We conduct research in computer architecture and hardware security. Our research is focused on making computers better by improving their security with hardware enhancements and making them more energy-efficient through novel microarchitectures and program characterization techniques.

Enhancing Security

Current security measures have largely overlooked the benefits of hardware enhanced security, and are mostly oriented to top-down design where the most exposed layers of the system, the network/application layers, are first studied assuming that the lower layers are secure, even when they are not. The lower layers are studied only when new threats appear at those layers. Security has thus become reactive, and as the cliché goes, an arms race to the bottom. Instead, we are investigating a proactive, bottom-up approach to computer hardware design by considering security as a first order design constraint. Our work has two broad objectives: (1) providing hardware support for securing software, and (2) protecting the hardware itself from attacks.

Hybrid Continuous Discrete Computer Architectures

Current technology trends indicate that power- and energy-efficiency will limit chip throughput in the future. Current solutions to these problems, either in the way of digital acceleration or parallel execution are very close to reaching their limits because of fundamental transistor efficiency constraints and achievable speedup due to sequential regions. A significant departure from current computing methods is required to carry forward computing advances.

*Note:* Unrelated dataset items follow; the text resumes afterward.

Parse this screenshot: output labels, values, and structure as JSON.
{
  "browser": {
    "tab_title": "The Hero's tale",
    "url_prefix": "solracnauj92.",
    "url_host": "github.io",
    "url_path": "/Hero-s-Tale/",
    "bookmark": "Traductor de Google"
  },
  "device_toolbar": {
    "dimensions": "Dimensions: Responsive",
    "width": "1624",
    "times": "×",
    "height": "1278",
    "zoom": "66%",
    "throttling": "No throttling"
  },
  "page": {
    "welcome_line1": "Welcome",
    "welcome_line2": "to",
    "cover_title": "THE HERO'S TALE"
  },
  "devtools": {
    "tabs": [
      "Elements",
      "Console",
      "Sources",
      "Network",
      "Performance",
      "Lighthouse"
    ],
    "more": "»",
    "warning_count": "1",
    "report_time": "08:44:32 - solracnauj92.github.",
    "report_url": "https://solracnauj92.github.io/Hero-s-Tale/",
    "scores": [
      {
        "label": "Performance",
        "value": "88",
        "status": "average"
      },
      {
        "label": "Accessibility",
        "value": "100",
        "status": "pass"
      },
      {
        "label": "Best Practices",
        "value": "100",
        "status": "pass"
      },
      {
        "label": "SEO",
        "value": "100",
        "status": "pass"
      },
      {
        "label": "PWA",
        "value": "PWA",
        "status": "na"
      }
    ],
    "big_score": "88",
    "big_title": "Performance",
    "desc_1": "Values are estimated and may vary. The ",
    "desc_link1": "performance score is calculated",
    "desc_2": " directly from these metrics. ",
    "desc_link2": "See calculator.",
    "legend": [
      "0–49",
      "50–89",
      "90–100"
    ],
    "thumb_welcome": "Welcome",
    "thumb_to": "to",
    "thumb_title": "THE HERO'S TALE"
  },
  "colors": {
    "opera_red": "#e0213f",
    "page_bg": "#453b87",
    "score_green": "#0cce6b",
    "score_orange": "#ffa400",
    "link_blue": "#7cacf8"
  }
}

At CASTL, we are improving the energy-efficiency and programmability of a large class of problems by employing a hybrid discrete-continuous model of computation instead of the ubiquitous, traditional discrete model of computation. A fundamental source of inefficiency in computing systems today is that many real-world continuous problems are artificially mapped on to the discrete execution model. We will discuss historical reasons for this approach and how the mismatch limits achievable efficiency and complicates programming. Then, drawing inspiration from the early analog computers that provided hardware primitives for continuous operations such as mathematical integration and by leveraging some features of modern digital implementations, I will discuss how on-chip analog accelerators combined with digital cores can implement the proposed hybrid discrete-continuous model and provide execution capabilities that are superior to either implementation alone.

Methods and Tools for Program Characterization

Systems engineering relies on observation and refinement. We observe inefficiencies or usage patterns and refine our systems based on these observations. At CASTL we are developing tools to make observation easier via pattern detection, machine learning, program analysis and runtime monitoring.